Randall Speller, Art Gallery of Ontario, retired, "Thoreau on Thoreau: a Canadian look at an American Classic"
The 2010-2011 exhibition Betty Goodwin: Work Notes featured over 80 of the artist’s notebooks, tracing ideas and visual motifs through five decades of Goodwin’s career and including just six works of art. Far from being an “archival” show, the exhibition was an outstanding success as a contemporary art installation, and was named the top exhibition of the year by the Toronto Star.
Canadian painter William Kurelek was an intriguing combination of everyman and visionary, and his work, currently on view at the Art Gallery of Hamilton, is equally complex. In 1997 Kurelek’s widow deposited 4000 photographic images taken by her husband to Library and Archives Canada. An exploration of this body of work vis-à-vis the painter’s oeuvre allows us to reconsider the ways in which he structured his compositions by using photography to reconcile image, memory and place.

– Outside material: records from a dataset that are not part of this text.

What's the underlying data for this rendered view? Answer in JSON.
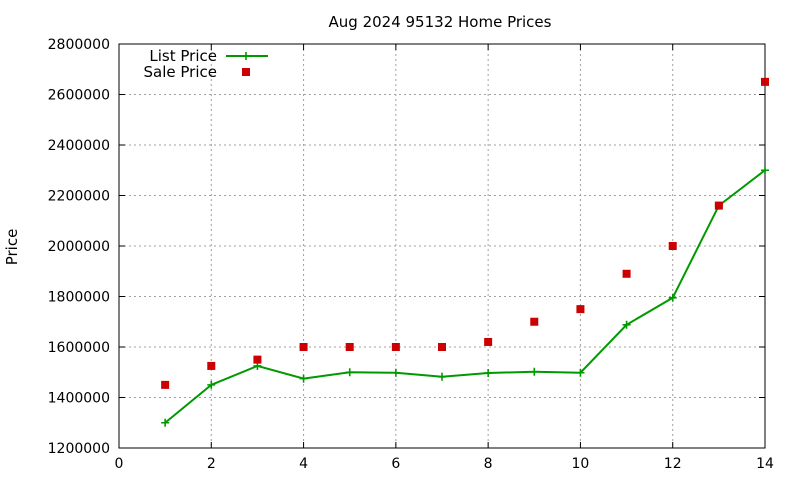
{
  "chart_data": {
    "type": "line",
    "title": "Aug 2024 95132 Home Prices",
    "xlabel": "",
    "ylabel": "Price",
    "xlim": [
      0,
      14
    ],
    "ylim": [
      1200000,
      2800000
    ],
    "x_ticks": [
      0,
      2,
      4,
      6,
      8,
      10,
      12,
      14
    ],
    "y_ticks": [
      1200000,
      1400000,
      1600000,
      1800000,
      2000000,
      2200000,
      2400000,
      2600000,
      2800000
    ],
    "grid": true,
    "legend_position": "top-left",
    "series": [
      {
        "name": "List Price",
        "style": "line-points",
        "color": "#009900",
        "x": [
          1,
          2,
          3,
          4,
          5,
          6,
          7,
          8,
          9,
          10,
          11,
          12,
          13,
          14
        ],
        "values": [
          1300000,
          1450000,
          1525000,
          1475000,
          1500000,
          1498000,
          1482000,
          1497000,
          1502000,
          1498000,
          1688000,
          1795000,
          2160000,
          2300000
        ]
      },
      {
        "name": "Sale Price",
        "style": "points",
        "color": "#cc0000",
        "x": [
          1,
          2,
          3,
          4,
          5,
          6,
          7,
          8,
          9,
          10,
          11,
          12,
          13,
          14
        ],
        "values": [
          1450000,
          1525000,
          1550000,
          1600000,
          1600000,
          1600000,
          1600000,
          1620000,
          1700000,
          1750000,
          1890000,
          2000000,
          2160000,
          2650000
        ]
      }
    ]
  }
}
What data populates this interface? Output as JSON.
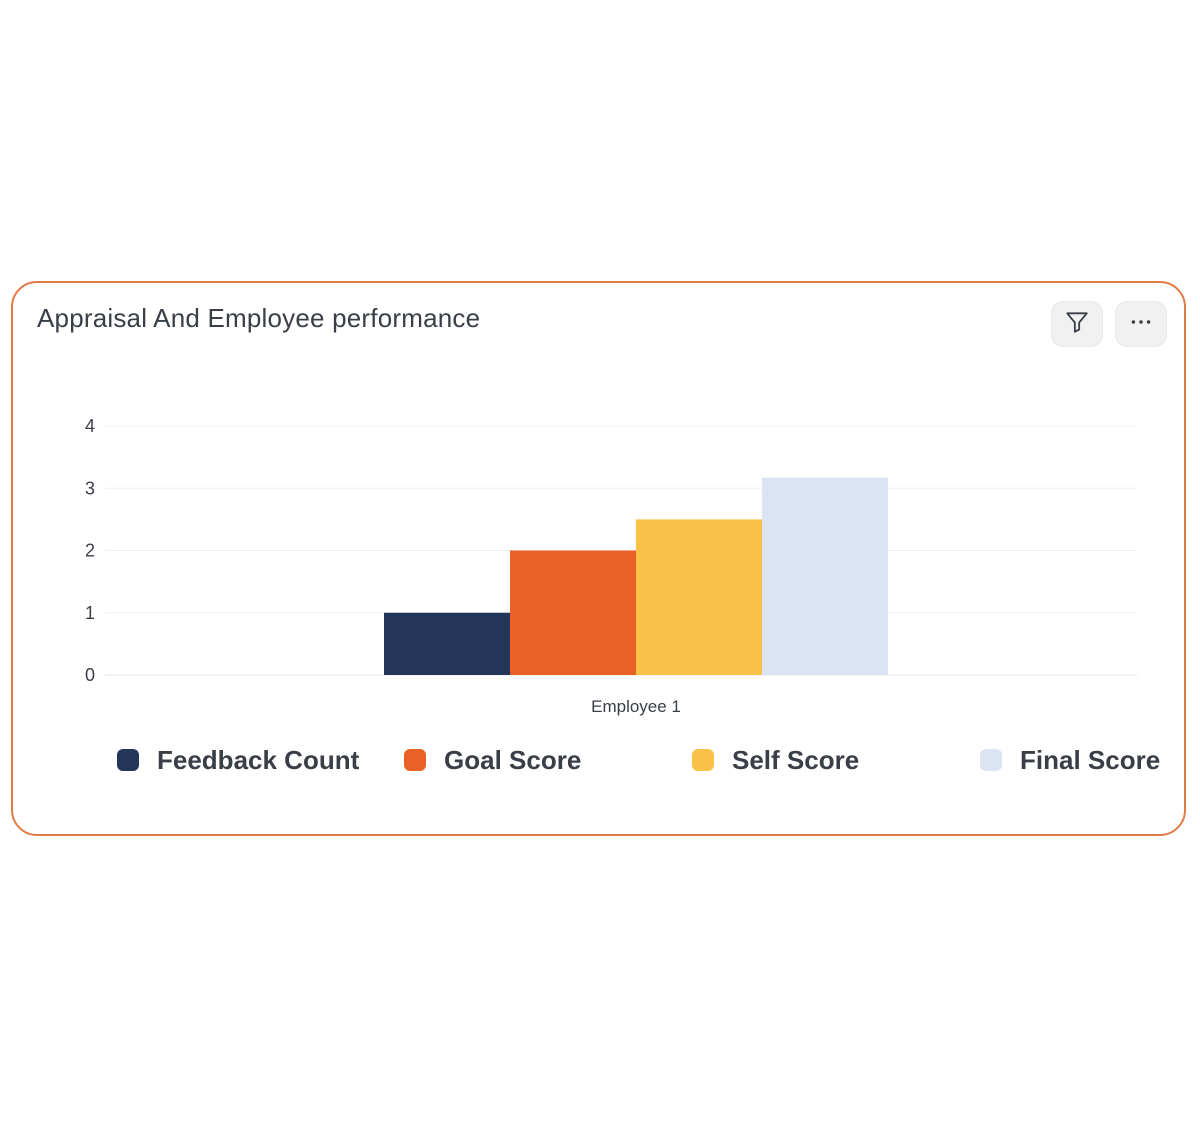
{
  "card": {
    "title": "Appraisal And Employee performance",
    "border_color": "#e07b45"
  },
  "toolbar": {
    "filter_icon": "filter-icon",
    "more_icon": "more-horizontal-icon"
  },
  "chart_data": {
    "type": "bar",
    "categories": [
      "Employee 1"
    ],
    "series": [
      {
        "name": "Feedback Count",
        "values": [
          1
        ],
        "color": "#23365a"
      },
      {
        "name": "Goal Score",
        "values": [
          2
        ],
        "color": "#ea6128"
      },
      {
        "name": "Self Score",
        "values": [
          2.5
        ],
        "color": "#fbc24a"
      },
      {
        "name": "Final Score",
        "values": [
          3.17
        ],
        "color": "#dce3f2"
      }
    ],
    "ylim": [
      0,
      4
    ],
    "yticks": [
      "0",
      "1",
      "2",
      "3",
      "4"
    ],
    "grid": true,
    "legend_position": "bottom",
    "title": "",
    "xlabel": "",
    "ylabel": ""
  }
}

J.E.H. MacDonald, a founding member of the Group of Seven, was a devotee of Henry David Thoreau, going so far as to name his only child after the philosopher. Subsequently, Thoreau MacDonald, one of Canada’s foremost illustrators and book designers, admitted to a lifelong affinity for his namesake. A recently re-discovered 1933 manuscript of illustrations and book designs by him for an unpublished illustrated edition of Walden has now come into the collection Edward P. Taylor Research Library and Archives (Art Gallery of Ontario).